What is Neuromyelitis Optica Spectrum Disorder?
Neuromyelitis generalis NMOSD was published in 1884 by Eugène Devic in 17 cases (one of which was Devic himself) with fatal optic neuritis and myelitis comorbidities, so it is also known as Devic’s syndrome, which is a rare and severe autoimmune central nervous system inflammatory disease. Due to the imbalance of the immune system, patients produce autoimmune antibodies to attack the central nervous system cells in the body, mainly invading the optic nerve, spinal cord and brain.
If NMOSD invades the optic nerve, patients often develop color blindness, deterioration of vision, visual field defects, and eye pain in a short period of time. If it invades the spinal cord, it will cause mobility disorders, sensory disorders, bladder dysfunction, mild limb paralysis, pain, severe incontinence, and even paralysis or loss of self-care ability.[1]
epidemiology
- The global incidence rate is approximately 0.039-0.73 per 100,000 person-years per year, and the incidence rate for those under 18 years of age is about 0.01-0.06 per 100,000 person-years per year.[2]
- Previous studies have shown that the prevalence rate in Japan is about 3.42 per 100,000 people, Malaysia is 1.94 per 100,000 people, and South Korea is 2.56 per 100,000 people[3], while another study has shown that the average prevalence rate in East Asia such as Japan, South Korea, and China is about 3.5 per 100,000 people[4].
In recent years, the number of people suffering from the disease in Taiwan has also increased, but due to the fact that it is a rare disease, the prevalence rate in the 2011-2015 survey was about 1.47 per 100,000 people [5].
- It is more common in women, and four studies conducted in different countries have found that the incidence in women is about 2.27 to 9.8 times that of men [6].

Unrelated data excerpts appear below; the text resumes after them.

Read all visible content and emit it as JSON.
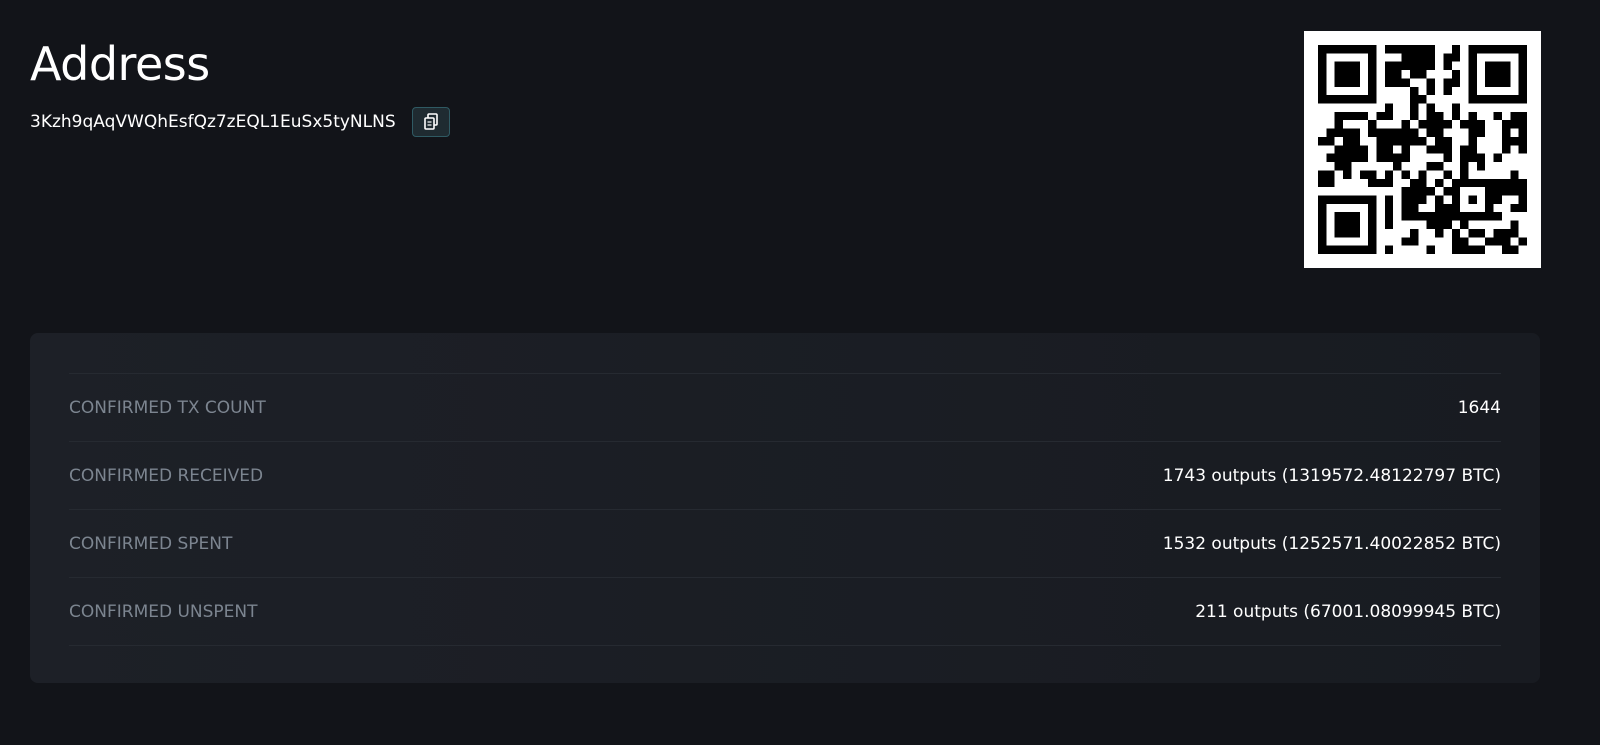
{
  "page": {
    "title": "Address",
    "address": "3Kzh9qAqVWQhEsfQz7zEQL1EuSx5tyNLNS",
    "copy_icon": "copy-icon",
    "qr_icon": "qr-code"
  },
  "stats": [
    {
      "label": "CONFIRMED TX COUNT",
      "value": "1644"
    },
    {
      "label": "CONFIRMED RECEIVED",
      "value": "1743 outputs (1319572.48122797 BTC)"
    },
    {
      "label": "CONFIRMED SPENT",
      "value": "1532 outputs (1252571.40022852 BTC)"
    },
    {
      "label": "CONFIRMED UNSPENT",
      "value": "211 outputs (67001.08099945 BTC)"
    }
  ],
  "colors": {
    "background": "#121419",
    "card": "#1b1e24",
    "label": "#7c8590",
    "text": "#ffffff",
    "copy_border": "#2f5a63"
  }
}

- The average age of onset ranges from 35 to 45 years [6], although studies have suggested that there is still a risk in those over 60 years and under 18 years of age.
Core clinical features
Because the disease occurs in the central nervous system and does not necessarily target a specific part of the disease, the following symptoms are common:
- Optic neuritis: vision loss in one or both eyes at the same time in a short period of time, eye pain
- Acute myelitis: weakness of the limbs, bladder dysfunction, incontinence
- Acute brainstem syndrome: unexplained hiccups, nausea, or vomiting
- Symptomatic narcolepsy, acute diencephaly clinical syndrome, and typical NMOSD diencephaly lesions
- Symptomatic cerebral syndrome with typical NMOSD brain lesions
The symptoms of NMOSD are usually severe, the recovery period is long, and the recurrence rate is very high, and in severe cases, it is easy to lead to permanent disability or neurorespiratory failure and death.
Irreversible, highly recurrent! Early detection is the key to proper treatment
NMOSD is easily confused with multiple sclerosis, but the two are completely different diseases, with different pathogenic mechanisms and different treatments, and if the wrong treatment is used, it may not only be ineffective but may increase the number of acute attacks.
It is important to show an accurate diagnosis.
Clinical Standard Diagnostic Procedures:
- Core clinical features
- Serological test results of AQP-4 antibody
- MRI imaging features and observation of neuropathy can be used to make a correct diagnosis
The two-stage serological test greatly improves the accuracy of disease diagnosis
Give out-of-pocket patients an option to ease their burden
Because the clinical features may be confused with multiple sclerosis (MS), serologic testing for AQP-4 antibodies is added clinically.
However, there is a possibility of false negatives due to serologic test results.
Clinically, it will enter the third step, allowing patients to use MRI testing at their own expense, but the high cost and the need for part-by-site testing may make some patients hesitate and cause a delay in the timing of treatment.
At present, the second test option for patients is to use a second serological test for MOG antibodies, if the AQP-4 antibody is negative but the MOG antibody is positive, it can also help the doctor to confirm the diagnosis and provide accurate treatment in the future.
Compared with MRI testing, the two-pronged testing of AOP-4 antibody and MOG antibody can improve the accuracy of the disease at a more affordable cost for patients.
The earlier the treatment of NMOSD, the more it can not only reduce the damage to the organs, but also greatly reduce the risk of disease progression, which has a positive impact on the prognosis and quality of life. Therefore, early symptom detection and double serological testing procedures are essential, and the financial burden is relatively easy for patients.
This article cites information:
[1] Taiwan Neuroimmunological Medical Association. September 2022. Panoptic neuromyelitis. Published by Taiwan Neuroimmunology Association.
[2] Papp V, et al. Neurology. 2021; 96:59-77.
[3] Tian DC, et al. Lancet Reg Health West Pac. 2020; 2:100021.
[4] Hor JY, et al. Front Neurol. 2020; 11:501.
[5] Fang CW, et al. Mult Scler Relat Disord. 2020; 45:102425.
[6] Etemadifar M, et al. Mult Scler Int. 2015; 2015:1-8.